I might not have been checking my phone during Versus’s set, but I definitely thought about doing so, and then I thought about when I would get the chance to do it. Between sets, right? Well sure, but there were so many people in the audience—friends of mine and friends of friends and so on—who I could have talked to, or bought drinks for, or, you know, other fun things. (I have my own feelings on technology and romance that are probably not appropriate for a music blog, but suffice it to say that as far as enabling introductions it’s a bit of a minefield. And no, don’t try to sell me on the online personal site of your choice. Please.)
3. It makes you think more about documenting your experience in real time than actually having that experience.

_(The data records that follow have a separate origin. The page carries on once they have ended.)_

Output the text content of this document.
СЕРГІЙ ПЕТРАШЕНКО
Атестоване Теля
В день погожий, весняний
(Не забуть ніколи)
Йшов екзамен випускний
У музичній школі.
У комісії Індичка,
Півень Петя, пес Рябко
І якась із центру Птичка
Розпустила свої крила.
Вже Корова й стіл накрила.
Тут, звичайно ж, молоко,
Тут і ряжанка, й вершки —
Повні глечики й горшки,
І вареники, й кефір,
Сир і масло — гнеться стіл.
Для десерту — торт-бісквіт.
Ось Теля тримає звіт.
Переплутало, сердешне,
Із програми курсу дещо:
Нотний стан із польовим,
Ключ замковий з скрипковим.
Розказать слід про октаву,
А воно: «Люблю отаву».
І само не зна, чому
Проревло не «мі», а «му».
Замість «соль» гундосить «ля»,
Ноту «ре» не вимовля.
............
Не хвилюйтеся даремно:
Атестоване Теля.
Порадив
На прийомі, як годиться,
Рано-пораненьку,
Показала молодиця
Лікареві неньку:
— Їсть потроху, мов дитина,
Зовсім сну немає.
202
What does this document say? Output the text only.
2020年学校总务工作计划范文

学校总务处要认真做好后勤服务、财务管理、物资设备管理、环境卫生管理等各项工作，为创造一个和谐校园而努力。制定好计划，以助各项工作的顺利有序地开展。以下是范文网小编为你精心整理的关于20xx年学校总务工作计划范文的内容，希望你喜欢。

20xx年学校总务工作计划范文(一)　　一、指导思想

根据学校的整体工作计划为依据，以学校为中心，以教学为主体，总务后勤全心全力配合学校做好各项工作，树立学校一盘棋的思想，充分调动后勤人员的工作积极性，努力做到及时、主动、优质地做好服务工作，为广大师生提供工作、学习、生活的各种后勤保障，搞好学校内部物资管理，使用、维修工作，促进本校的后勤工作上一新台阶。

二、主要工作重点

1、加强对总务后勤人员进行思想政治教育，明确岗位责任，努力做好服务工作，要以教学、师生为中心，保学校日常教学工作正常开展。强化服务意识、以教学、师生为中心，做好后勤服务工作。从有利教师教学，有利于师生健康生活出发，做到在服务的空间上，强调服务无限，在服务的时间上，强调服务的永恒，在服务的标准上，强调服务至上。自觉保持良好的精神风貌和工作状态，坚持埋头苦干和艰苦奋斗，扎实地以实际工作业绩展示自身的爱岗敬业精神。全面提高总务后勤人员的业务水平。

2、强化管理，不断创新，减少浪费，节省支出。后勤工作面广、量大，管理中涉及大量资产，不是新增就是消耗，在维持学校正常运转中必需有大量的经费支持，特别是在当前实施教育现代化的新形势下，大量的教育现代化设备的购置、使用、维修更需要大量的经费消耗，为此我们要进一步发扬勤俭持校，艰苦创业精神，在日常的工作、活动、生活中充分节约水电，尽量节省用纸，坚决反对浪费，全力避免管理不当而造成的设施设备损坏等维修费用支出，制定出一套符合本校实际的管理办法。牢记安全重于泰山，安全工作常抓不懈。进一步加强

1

Obviously documenting shows is something that I have to do most of the time for professional reasons, so this hits a bit close to home. But come on! You’re all experiencing something that might never happen again! Take a break from analyzing it in real time or framing the perfect shot or trying to tell everyone that you’re having the best time and just settle into the songs. (The people who you want to broadcast your night to will be there when it’s all over.) I have this problem with parties, too, actually—I’ve found that my enjoyment of an outing is inversely proportional to the number of posed shots people take during said outing.
4. The glow.
I probably don’t need to explain this. (Do I?)
5. The spread of FOMO, a.k.a. “Fear Of Missing Out.”
Text messages from pals who were at Radio City Music Hall seeing Pulp that night popped onto my phone all evening, noting that Jarvis Cocker was getting involved in lots of pelvic action during “This Is Hardcore” and being all brilliant and stuff. When I finally read those messages, did they make me worry a bit that my Wednesday night Pulp experience would be a bit lesser? Absolutely. (I wound up not having to worry, but still.) This is a phenomenon that’s been touched on in analyses of Facebook and Twitter and other social-networking services, as well—knowing what other people are experiencing and feeling like your choices might be somehow inadequate. A regret-filled existence is no way to live, and I know this because I was raised Catholic.
6. The Internet
Why else would so much successful online content be rooted in people getting horrifically angry about subjects that in the long run might not concern them (Kanye West’s dates, etc.)? It’s because the computer is a trap!